In 2000 the construction of a trumpet interchange just south of Konak Square began. This interchange would better allow access into the interior of Konak and Varyant. Furthermore, in 2002, a short section of the boulevard was moved underground to allow for the construction of a wide pedestrian overpass. This overpass made possible the direct access to the Konak shore park and ferry terminal with Konak Square. Construction of the interchange was halted for several years until being completed in 2006. The interchange connected to Halil Rıfat Paşa Avenue, which connected to United Nations Avenue, providing access uphill to Üçyol.

In 2011 construction of the Konak Tunnel began, which would provide a direct link between Mustafa Kemal Coastal Boulevard and the D.300/D.550 state highways and Homeros Boulevard on the other side of Kadifekale hill. Halil Rıfat Paşa Avenue was redesigned and the four-lane roadway continued into the tunnel, directly from the interchange with the coastal boulevard. Konak Tunnel opened on 25 May 2015.

===Konak Tram and Mithatpaşa Underpass===

Mustafa Kemal Coastal Boulevard was chosen to host the planned Konak Tram line, which would run along the entire length of the boulevard from Çankaya to Üçkuyular.
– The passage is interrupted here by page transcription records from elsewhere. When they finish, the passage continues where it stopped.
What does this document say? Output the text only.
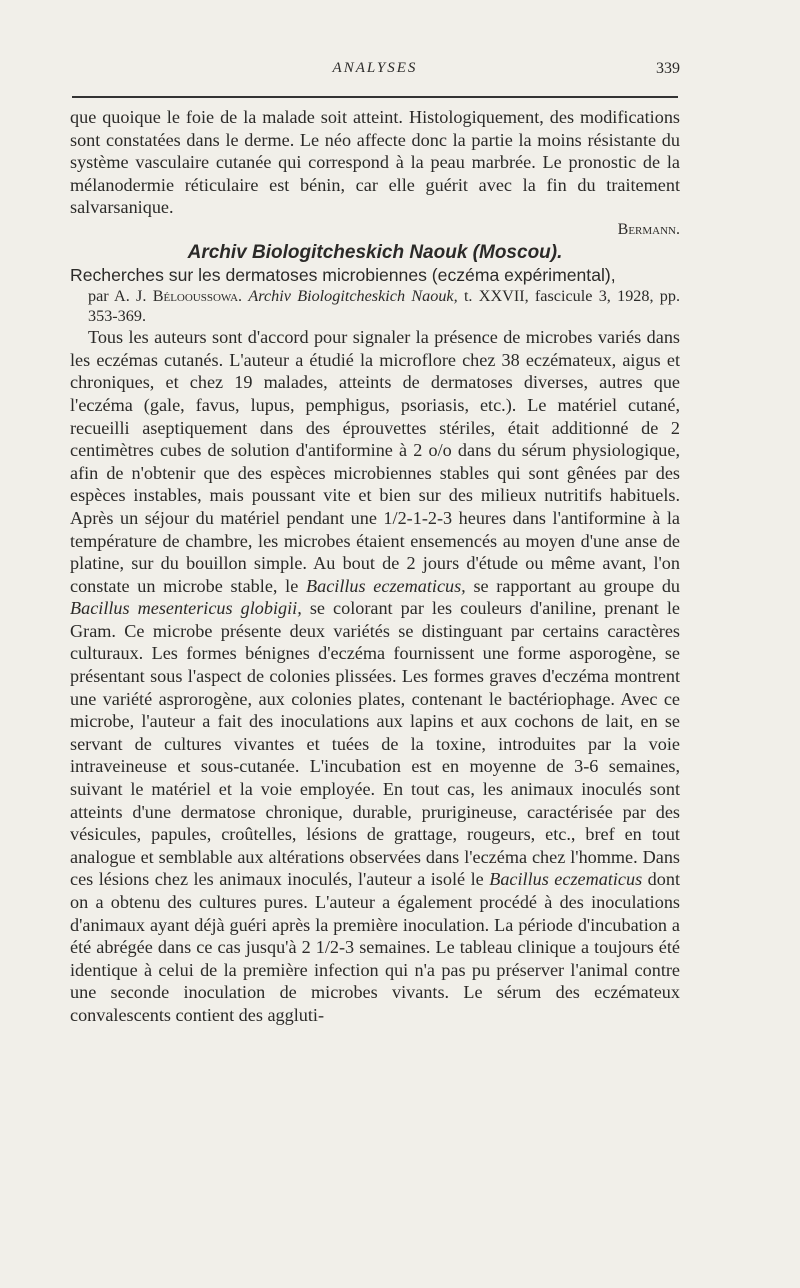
ANALYSES	339

que quoique le foie de la malade soit atteint. Histologiquement, des modifications sont constatées dans le derme. Le néo affecte donc la partie la moins résistante du système vasculaire cutanée qui correspond à la peau marbrée. Le pronostic de la mélanodermie réticulaire est bénin, car elle guérit avec la fin du traitement salvarsanique.

Bermann.

Archiv Biologitcheskich Naouk (Moscou).

Recherches sur les dermatoses microbiennes (eczéma expérimental),

par A. J. Bélooussowa. Archiv Biologitcheskich Naouk, t. XXVII, fascicule 3, 1928, pp. 353-369.

Tous les auteurs sont d'accord pour signaler la présence de microbes variés dans les eczémas cutanés. L'auteur a étudié la microflore chez 38 eczémateux, aigus et chroniques, et chez 19 malades, atteints de dermatoses diverses, autres que l'eczéma (gale, favus, lupus, pemphigus, psoriasis, etc.). Le matériel cutané, recueilli aseptiquement dans des éprouvettes stériles, était additionné de 2 centimètres cubes de solution d'antiformine à 2 o/o dans du sérum physiologique, afin de n'obtenir que des espèces microbiennes stables qui sont gênées par des espèces instables, mais poussant vite et bien sur des milieux nutritifs habituels. Après un séjour du matériel pendant une 1/2-1-2-3 heures dans l'antiformine à la température de chambre, les microbes étaient ensemencés au moyen d'une anse de platine, sur du bouillon simple. Au bout de 2 jours d'étude ou même avant, l'on constate un microbe stable, le Bacillus eczematicus, se rapportant au groupe du Bacillus mesentericus globigii, se colorant par les couleurs d'aniline, prenant le Gram. Ce microbe présente deux variétés se distinguant par certains caractères culturaux. Les formes bénignes d'eczéma fournissent une forme asporogène, se présentant sous l'aspect de colonies plissées. Les formes graves d'eczéma montrent une variété asprorogène, aux colonies plates, contenant le bactériophage. Avec ce microbe, l'auteur a fait des inoculations aux lapins et aux cochons de lait, en se servant de cultures vivantes et tuées de la toxine, introduites par la voie intraveineuse et sous-cutanée. L'incubation est en moyenne de 3-6 semaines, suivant le matériel et la voie employée. En tout cas, les animaux inoculés sont atteints d'une dermatose chronique, durable, prurigineuse, caractérisée par des vésicules, papules, croûtelles, lésions de grattage, rougeurs, etc., bref en tout analogue et semblable aux altérations observées dans l'eczéma chez l'homme. Dans ces lésions chez les animaux inoculés, l'auteur a isolé le Bacillus eczematicus dont on a obtenu des cultures pures. L'auteur a également procédé à des inoculations d'animaux ayant déjà guéri après la première inoculation. La période d'incubation a été abrégée dans ce cas jusqu'à 2 1/2-3 semaines. Le tableau clinique a toujours été identique à celui de la première infection qui n'a pas pu préserver l'animal contre une seconde inoculation de microbes vivants. Le sérum des eczémateux convalescents contient des aggluti-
Together with the tram line, a new underpass was to be constructed under Mithatpaşa Avenue to make way for a pedestrian plaza, similar to the one in Konak. Construction of this plaza began in September 2015 and construction of the tram began about a year later, in the summer of 2016. The tram line would run along the northwest side (sea side) of the boulevard and the existing pedestrian walkway would be further expanded to make room and ten stations would also be constructed on the boulevard. The Mithatpaşa underpass opened on 23 December 2017, while the plaza above was still under construction. Construction of the tram line was mostly complete by 2018 and finally opened to the public on 24 April 2018.
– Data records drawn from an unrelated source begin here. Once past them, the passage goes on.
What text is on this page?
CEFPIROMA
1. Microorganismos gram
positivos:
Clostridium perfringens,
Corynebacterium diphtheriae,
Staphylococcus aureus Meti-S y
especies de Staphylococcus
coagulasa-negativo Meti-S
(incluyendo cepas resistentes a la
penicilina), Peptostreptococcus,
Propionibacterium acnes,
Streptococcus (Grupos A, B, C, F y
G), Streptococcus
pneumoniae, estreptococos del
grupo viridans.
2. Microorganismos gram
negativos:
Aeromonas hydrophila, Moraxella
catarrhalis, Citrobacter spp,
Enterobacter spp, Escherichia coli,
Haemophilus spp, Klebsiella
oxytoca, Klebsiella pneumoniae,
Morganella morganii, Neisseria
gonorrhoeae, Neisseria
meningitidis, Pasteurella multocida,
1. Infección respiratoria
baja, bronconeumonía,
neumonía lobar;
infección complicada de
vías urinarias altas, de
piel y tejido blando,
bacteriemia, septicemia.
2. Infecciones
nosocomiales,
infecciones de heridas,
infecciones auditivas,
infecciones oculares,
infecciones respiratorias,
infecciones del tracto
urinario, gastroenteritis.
===The Konak-Halkapınar section (cancelled)===

With half of the originally planned route finished, plans to extend the boulevard north of Konak, through Alsancak, to Halkapınar were put in motion. However, these plans met heavy opposition from the start. Just like the Konak-Üçkuyular section of the route, the Konak-Halkapınar section would continue north along the coast on reclaimed land to the tip of Alsancak where it would then turn east and connect to the D.300 highway at Halkapınar. However, this would see the demolition of the historic Pasaport Quay as well as change the coastal cityscape of İzmir's historic center.

The extension was approved by the Ministry of Public Works on 15 November 1996, however the section between Konak and Cumhuriyet Squares was to be further studied and thus construction was delayed. In February 1997 the İzmir Board of Architects requested that the entire shore from Konak to Alsancak be declared a protected, historical area. (sit alanı) However, when their request was refused, the board then took their case to the Provincial Court. Despite the ensuing court case, construction between Alsancak and Cumhuriyet Square began on 1 April 1997. in 1998 the section between Konak and Cumhuriyet Squares was declared a protected, historical zone thus the existing plan needed to be cancelled and revived. Later that year, the entire shoreline from Konak to Alsancak was also declared a protected zone.

On 17 April 1999 Ahmet Piriştina was elected mayor of İzmir and vowed to continue the construction of the boulevard in accordance with the law. Following his statement, all construction of the boulevard was halted. Following months of discussion in the city council, the plans for the boulevard were officially cancelled in December 1999. A new plan to convert the reclaimed land into a large city park was approved on 18 May 2000. The park was completed a few months later and officially opened to the public on 16 September 2000.

Since the northernmost section of the planned route near the Port of İzmir was nearly complete and outside of the protected area, it was completed and opened to traffic in 2000. This section was later named Liman Avenue.